In an appearance with Fox News’s Sean Hannity, Kupec said that Barr had named U.S. Attorney for the Western District of Texas John Bash to review “certain aspects of unmasking.”

The move comes in an election year, and weeks after the Justice Department made the unprecedented decision to move to drop charges against Flynn, to which he admitted guilt in December 2017.

Barr based his decision to drop the charges in part on unsupported allegations that Obama administration officials had no grounds to investigate Flynn, as he lied publicly and privately about a series of phone calls he had with the Russian ambassador to the U.S.

The conspiracy theory that Bash is now tasked with investigating goes to the practice of “unmasking,” by which top-level officials can ask for the identity of U.S. citizens in intelligence reports to be revealed. The intelligence community typically redacts the identities of American citizens picked up in their reporting.

Kupec told Hannity on Wednesday that “we know that unmasking inherently isn’t wrong,” adding that it “can be problematic.”

Bash is the latest U.S. Attorney to be tasked with a review of a pet issue being pushed by President Trump and his allies. A U.S. attorney was tasked in 2017 to review GOP allegations about the FBI’s Clinton email investigation, while another was selected by Barr to examine the Russia probe. Two other U.S. attorneys were announced as the official clearinghouse for claims about Ukraine, including the Biden-related allegations that Rudy Giuliani was pushing during the impeachment saga. And Flynn’s case itself was assigned by Barr its own U.S. Attorney to review it, leading to the request to dismiss the case earlier this month.

Altogether, the pattern shows an eagerness at the Justice Department to validate sensational allegations pushed by President Trump, even as many of these reviews have yet to produce evidence supporting the accusations.

That the most recent appointment was announced on Fox News only adds to the atmospherics that the Justice Department is being politicized to bolster Trump crusades against his electoral opponents.

The “unmasking” scandal flared up as the Trump campaign was looking for ways to tar Joe Biden and former President Obama, who will likely serve as a surrogate for Biden and who has polled favorably in internal GOP surveys.

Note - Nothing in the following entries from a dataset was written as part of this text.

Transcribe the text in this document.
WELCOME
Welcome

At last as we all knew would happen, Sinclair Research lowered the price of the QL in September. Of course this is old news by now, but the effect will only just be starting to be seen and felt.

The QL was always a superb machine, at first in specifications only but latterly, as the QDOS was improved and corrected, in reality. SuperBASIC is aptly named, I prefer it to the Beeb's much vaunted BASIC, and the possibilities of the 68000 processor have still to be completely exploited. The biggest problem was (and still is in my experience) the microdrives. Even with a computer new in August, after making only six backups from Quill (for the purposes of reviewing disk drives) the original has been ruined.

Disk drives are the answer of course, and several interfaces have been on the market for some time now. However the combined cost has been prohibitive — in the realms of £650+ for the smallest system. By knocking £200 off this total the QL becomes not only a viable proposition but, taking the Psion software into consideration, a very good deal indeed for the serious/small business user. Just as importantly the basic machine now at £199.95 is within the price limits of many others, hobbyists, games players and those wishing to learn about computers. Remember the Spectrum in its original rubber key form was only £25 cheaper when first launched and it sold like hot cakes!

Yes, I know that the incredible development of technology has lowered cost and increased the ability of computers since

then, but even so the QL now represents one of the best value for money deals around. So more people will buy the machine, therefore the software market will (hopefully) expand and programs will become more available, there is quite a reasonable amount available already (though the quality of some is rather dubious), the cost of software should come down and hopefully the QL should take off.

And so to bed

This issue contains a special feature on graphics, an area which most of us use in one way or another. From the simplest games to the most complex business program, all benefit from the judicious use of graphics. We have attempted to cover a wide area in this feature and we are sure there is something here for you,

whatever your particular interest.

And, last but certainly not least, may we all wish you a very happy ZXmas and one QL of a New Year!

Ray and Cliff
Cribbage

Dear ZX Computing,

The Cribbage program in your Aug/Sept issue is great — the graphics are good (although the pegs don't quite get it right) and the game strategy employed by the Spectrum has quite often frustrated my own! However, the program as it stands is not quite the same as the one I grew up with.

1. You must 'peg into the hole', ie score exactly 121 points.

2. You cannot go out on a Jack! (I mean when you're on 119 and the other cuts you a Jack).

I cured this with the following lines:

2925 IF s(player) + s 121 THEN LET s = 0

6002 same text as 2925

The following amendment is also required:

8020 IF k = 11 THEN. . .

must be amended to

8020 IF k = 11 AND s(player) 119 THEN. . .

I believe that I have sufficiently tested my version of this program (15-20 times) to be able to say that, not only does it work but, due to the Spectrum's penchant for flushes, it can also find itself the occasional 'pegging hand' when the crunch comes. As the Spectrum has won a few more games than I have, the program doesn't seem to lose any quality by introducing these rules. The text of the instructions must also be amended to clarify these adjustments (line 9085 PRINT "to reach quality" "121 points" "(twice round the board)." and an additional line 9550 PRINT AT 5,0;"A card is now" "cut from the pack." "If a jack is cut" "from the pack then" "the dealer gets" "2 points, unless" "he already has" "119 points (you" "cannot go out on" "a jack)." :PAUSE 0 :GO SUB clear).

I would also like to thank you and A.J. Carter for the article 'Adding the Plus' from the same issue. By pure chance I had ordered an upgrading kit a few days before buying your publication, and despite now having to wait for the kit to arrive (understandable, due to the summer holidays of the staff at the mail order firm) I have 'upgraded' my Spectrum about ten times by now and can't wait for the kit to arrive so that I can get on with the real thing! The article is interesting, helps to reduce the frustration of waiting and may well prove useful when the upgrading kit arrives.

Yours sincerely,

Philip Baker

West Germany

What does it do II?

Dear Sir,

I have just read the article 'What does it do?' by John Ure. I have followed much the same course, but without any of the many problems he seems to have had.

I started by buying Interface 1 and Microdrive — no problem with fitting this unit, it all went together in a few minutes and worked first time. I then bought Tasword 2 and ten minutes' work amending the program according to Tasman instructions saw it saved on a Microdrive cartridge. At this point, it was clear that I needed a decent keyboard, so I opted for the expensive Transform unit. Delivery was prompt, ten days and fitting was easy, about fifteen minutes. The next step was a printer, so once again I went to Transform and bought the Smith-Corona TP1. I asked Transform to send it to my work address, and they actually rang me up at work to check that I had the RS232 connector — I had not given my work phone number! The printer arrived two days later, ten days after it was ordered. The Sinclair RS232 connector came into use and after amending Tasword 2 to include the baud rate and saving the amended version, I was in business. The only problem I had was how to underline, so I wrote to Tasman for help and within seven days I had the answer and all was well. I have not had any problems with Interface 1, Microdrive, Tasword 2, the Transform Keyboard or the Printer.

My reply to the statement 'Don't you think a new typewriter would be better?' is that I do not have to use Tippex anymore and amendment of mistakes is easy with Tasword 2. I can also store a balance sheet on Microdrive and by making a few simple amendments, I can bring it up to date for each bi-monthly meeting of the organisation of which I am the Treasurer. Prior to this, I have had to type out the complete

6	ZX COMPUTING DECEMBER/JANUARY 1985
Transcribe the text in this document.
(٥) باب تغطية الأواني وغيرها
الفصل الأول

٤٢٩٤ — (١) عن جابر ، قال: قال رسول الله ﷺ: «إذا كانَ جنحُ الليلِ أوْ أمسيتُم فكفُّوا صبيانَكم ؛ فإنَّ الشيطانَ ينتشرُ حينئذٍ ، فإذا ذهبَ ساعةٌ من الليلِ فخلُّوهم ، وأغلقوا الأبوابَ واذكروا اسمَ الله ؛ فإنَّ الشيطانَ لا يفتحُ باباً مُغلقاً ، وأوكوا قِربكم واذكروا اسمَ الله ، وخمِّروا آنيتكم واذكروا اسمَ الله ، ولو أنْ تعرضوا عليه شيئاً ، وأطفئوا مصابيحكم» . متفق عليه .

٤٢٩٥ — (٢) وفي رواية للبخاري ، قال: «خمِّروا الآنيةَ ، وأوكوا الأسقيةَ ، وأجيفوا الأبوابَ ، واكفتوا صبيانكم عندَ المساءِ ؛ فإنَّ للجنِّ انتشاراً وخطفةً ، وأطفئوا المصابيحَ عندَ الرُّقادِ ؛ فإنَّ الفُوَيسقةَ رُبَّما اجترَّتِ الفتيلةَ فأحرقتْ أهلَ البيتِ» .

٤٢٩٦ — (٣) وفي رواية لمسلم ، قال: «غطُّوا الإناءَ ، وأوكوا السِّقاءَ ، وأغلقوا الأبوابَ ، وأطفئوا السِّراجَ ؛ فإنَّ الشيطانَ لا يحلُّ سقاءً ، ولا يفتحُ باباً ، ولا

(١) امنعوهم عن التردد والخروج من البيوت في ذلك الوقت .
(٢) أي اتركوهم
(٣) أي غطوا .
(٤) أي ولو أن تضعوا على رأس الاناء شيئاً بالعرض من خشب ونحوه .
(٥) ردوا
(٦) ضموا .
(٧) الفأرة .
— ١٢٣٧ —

Then-acting Director of National Intelligence Richard Grenell, a Trump loyalist, recently provided the Justice Department with a list of Obama-era officials who had requested “unmaskings” of intelligence reports that picked up information related to Flynn.

None of the requests appeared to be linked to the infamous calls between Flynn and Russian ambassador Sergey Kislyak that were the subject of his prosecution. But the list did include Biden’s name among the officials who had made unmasking requests for Flynn-related reports.

Grenell’s list, which was released publicly by GOP senators, provided no evidence of any wrongdoing and even acknowledged that the unmasking requests had gone through the appropriate protocols.

Trump and his campaign nonetheless used to the list to tout a so-called “Obamagate” scandal. When he was asked, even Trump couldn’t say what crimes were supposedly committed.